Syrie: Trump manque de stratégie envers l’Iran
La ville de Raqqa ayant été reprise à Daech par les éléments kurdes à la solde des États-Unis, la Maison Blanche se trouve face à deux options : ou elle maintiendrait ses troupes déployées sur le territoire syrien et continuerait de combattre l’Iran ou bien elle retirerait ses forces de la Syrie et elle l’offrirait ainsi sur un plateau d’argent à son "ennemi iranien"...
Le journal américain The Los Angeles Times a étudié, dans une analyse, la stratégie de Trump vis-à-vis de l’Iran.
« Les forces soutenues par les États-Unis ont réussi, à l’issue de trois ans de guerre, à reprendre au groupe terroriste Daech, la ville de Raqqa connue comme bastion de ce groupe en Syrie. Le président américain Donald Trump n’a toutefois pas manifesté un quelconque signe de satisfaction et de joie pour cette victoire ô combien importante !
La raison ? L’analyste de Los Angeles Times précise que Daech n’est plus la priorité de Washington. Le gouvernement de Trump s’est, actuellement, et de plus en plus, focalisé sur une confrontation avec l’Iran.

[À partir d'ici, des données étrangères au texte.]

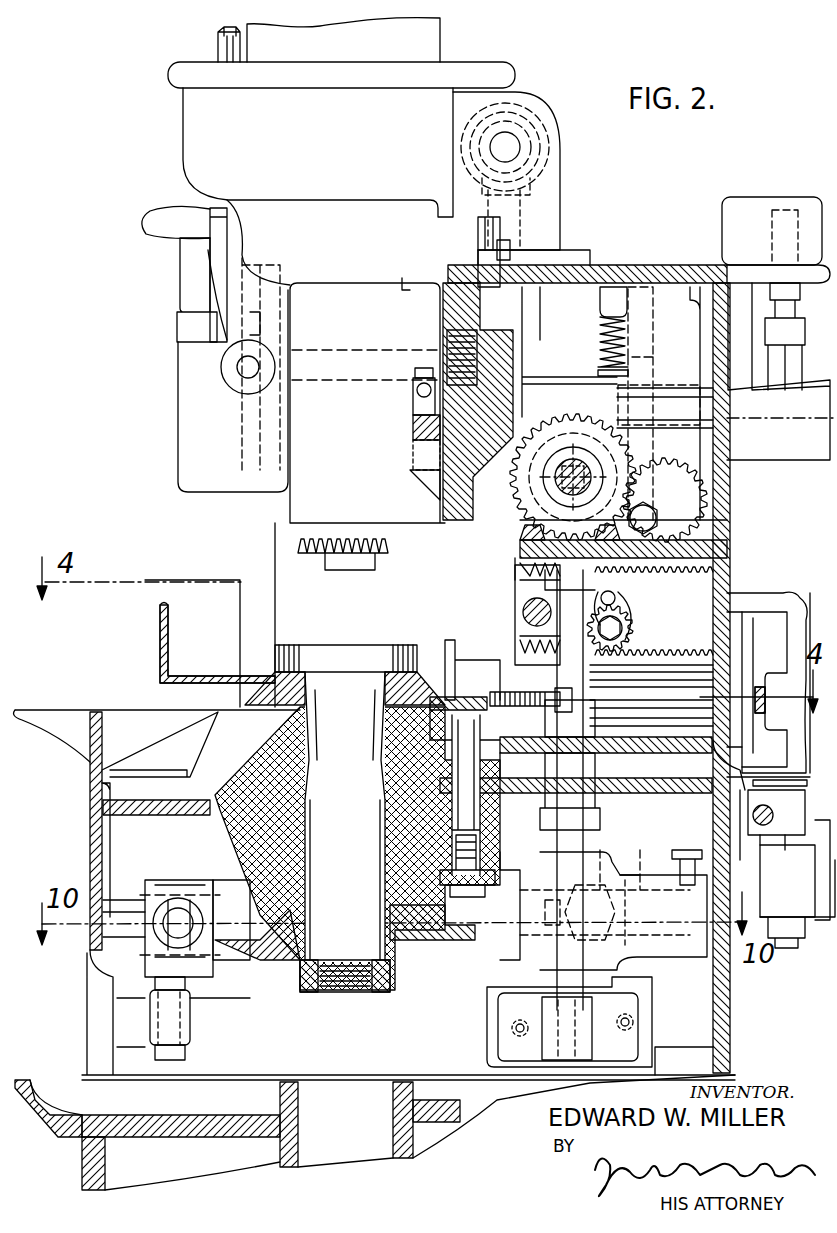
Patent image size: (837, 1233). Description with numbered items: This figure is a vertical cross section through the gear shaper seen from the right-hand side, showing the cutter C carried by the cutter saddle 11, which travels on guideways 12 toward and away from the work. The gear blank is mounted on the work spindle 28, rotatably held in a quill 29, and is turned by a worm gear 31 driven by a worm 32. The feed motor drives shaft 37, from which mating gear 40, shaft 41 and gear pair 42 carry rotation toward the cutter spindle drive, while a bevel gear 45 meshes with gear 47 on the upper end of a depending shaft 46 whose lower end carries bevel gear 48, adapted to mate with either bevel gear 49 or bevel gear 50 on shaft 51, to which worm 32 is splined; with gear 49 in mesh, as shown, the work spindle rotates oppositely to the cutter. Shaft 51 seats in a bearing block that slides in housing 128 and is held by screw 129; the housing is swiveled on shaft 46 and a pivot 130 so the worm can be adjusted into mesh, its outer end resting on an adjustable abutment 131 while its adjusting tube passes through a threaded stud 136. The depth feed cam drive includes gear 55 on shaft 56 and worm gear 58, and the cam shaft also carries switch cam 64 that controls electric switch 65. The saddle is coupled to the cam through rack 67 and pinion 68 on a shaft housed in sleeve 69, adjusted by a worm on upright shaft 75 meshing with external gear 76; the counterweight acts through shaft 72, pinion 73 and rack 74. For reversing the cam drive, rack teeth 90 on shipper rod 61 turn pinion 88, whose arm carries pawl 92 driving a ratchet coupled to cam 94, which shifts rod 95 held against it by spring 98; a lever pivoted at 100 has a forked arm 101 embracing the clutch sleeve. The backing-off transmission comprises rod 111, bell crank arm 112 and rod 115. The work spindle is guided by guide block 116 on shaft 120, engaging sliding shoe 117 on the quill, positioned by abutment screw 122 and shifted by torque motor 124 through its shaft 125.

The upright shaft 75 is at (218, 40).
The gear pair 42 is at (545, 160).
The electric switch 65 is at (745, 205).
The switch cam 64 is at (790, 362).
The worm gear 58 is at (655, 308).
The shaft 41 is at (538, 322).
The spring 98 is at (600, 330).
The rod 95 is at (598, 346).
The pivot 100 is at (665, 428).
The shaft 72 is at (672, 402).
The pinion 68 is at (445, 340).
The sleeve 69 is at (310, 352).
The rack 67 is at (415, 392).
The rack 74 is at (415, 418).
The pinion 73 is at (415, 448).
The guideways 12 is at (432, 290).
The cutter saddle 11 is at (290, 508).
The external gear 76 is at (228, 448).
The forked arm 101 is at (518, 478).
The shaft 56 is at (660, 520).
The bevel gear 45 is at (500, 525).
The gear 47 is at (505, 543).
The mating gear 40 is at (488, 578).
The shaft 37 is at (522, 612).
The gear 55 is at (676, 570).
The cam 94 is at (632, 598).
The pawl 92 is at (633, 615).
The pinion 88 is at (625, 630).
The rack teeth 90 is at (632, 656).
The operating rod 61 is at (678, 670).
The abutment screw 122 is at (575, 695).
The guide block 116 is at (480, 662).
The sliding shoe 117 is at (475, 690).
The electric torque motor 124 is at (768, 674).
The shaft 125 is at (708, 680).
The work spindle 28 is at (338, 660).
The quill 29 is at (296, 668).
The cutter C is at (310, 567).
The shaft 120 is at (478, 815).
The depending shaft 46 is at (588, 828).
The bevel gear 48 is at (598, 855).
The screw 129 is at (686, 850).
The bevel gear 50 is at (620, 880).
The bevel gear 49 is at (515, 950).
The rod 115 is at (775, 812).
The rod 111 is at (776, 862).
The bell crank arm 112 is at (810, 928).
The stud 136 is at (175, 890).
The shaft 51 is at (138, 915).
The housing 128 is at (240, 960).
The adjustable abutment 131 is at (190, 1028).
The worm 32 is at (330, 975).
The worm gear 31 is at (440, 948).
The pivot 130 is at (556, 1040).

Dans son discours, la semaine dernière, Trump a, encore une fois, accusé l’Iran de soutenir le terrorisme, se déclarant prêt à user de tous les moyens politique, économique et militaire pour contrer l’extension de l’influence de l’Iran dans la région. Or, il lui est difficile de réaliser son objectif, car il n’a pour le moment aucune stratégie en vue.
C’est vrai que la Maison Blanche a publié la semaine dernière un communiqué de 4 pages au sujet de sa stratégie envers l’Iran ; le document ne mentionne, pourtant, rien sur la façon dont il faut traiter l’Iran, se contentant de proférer les mêmes accusations répétitivement.
C’est, d’ailleurs, une réalité déjà confirmée par les responsables américaines eux-mêmes. James Jeffrey, un ancien conseiller adjoint à la sécurité nationale sous George W. Bush a, explicitement, affirmé qu’aucun plan ni stratégie précis n’existe vis-à-vis de l’Iran. « Trump a, en fait, invité l’Iran au duel alors qu’il n’a pas de pistolet en main », selon ce responsable américain.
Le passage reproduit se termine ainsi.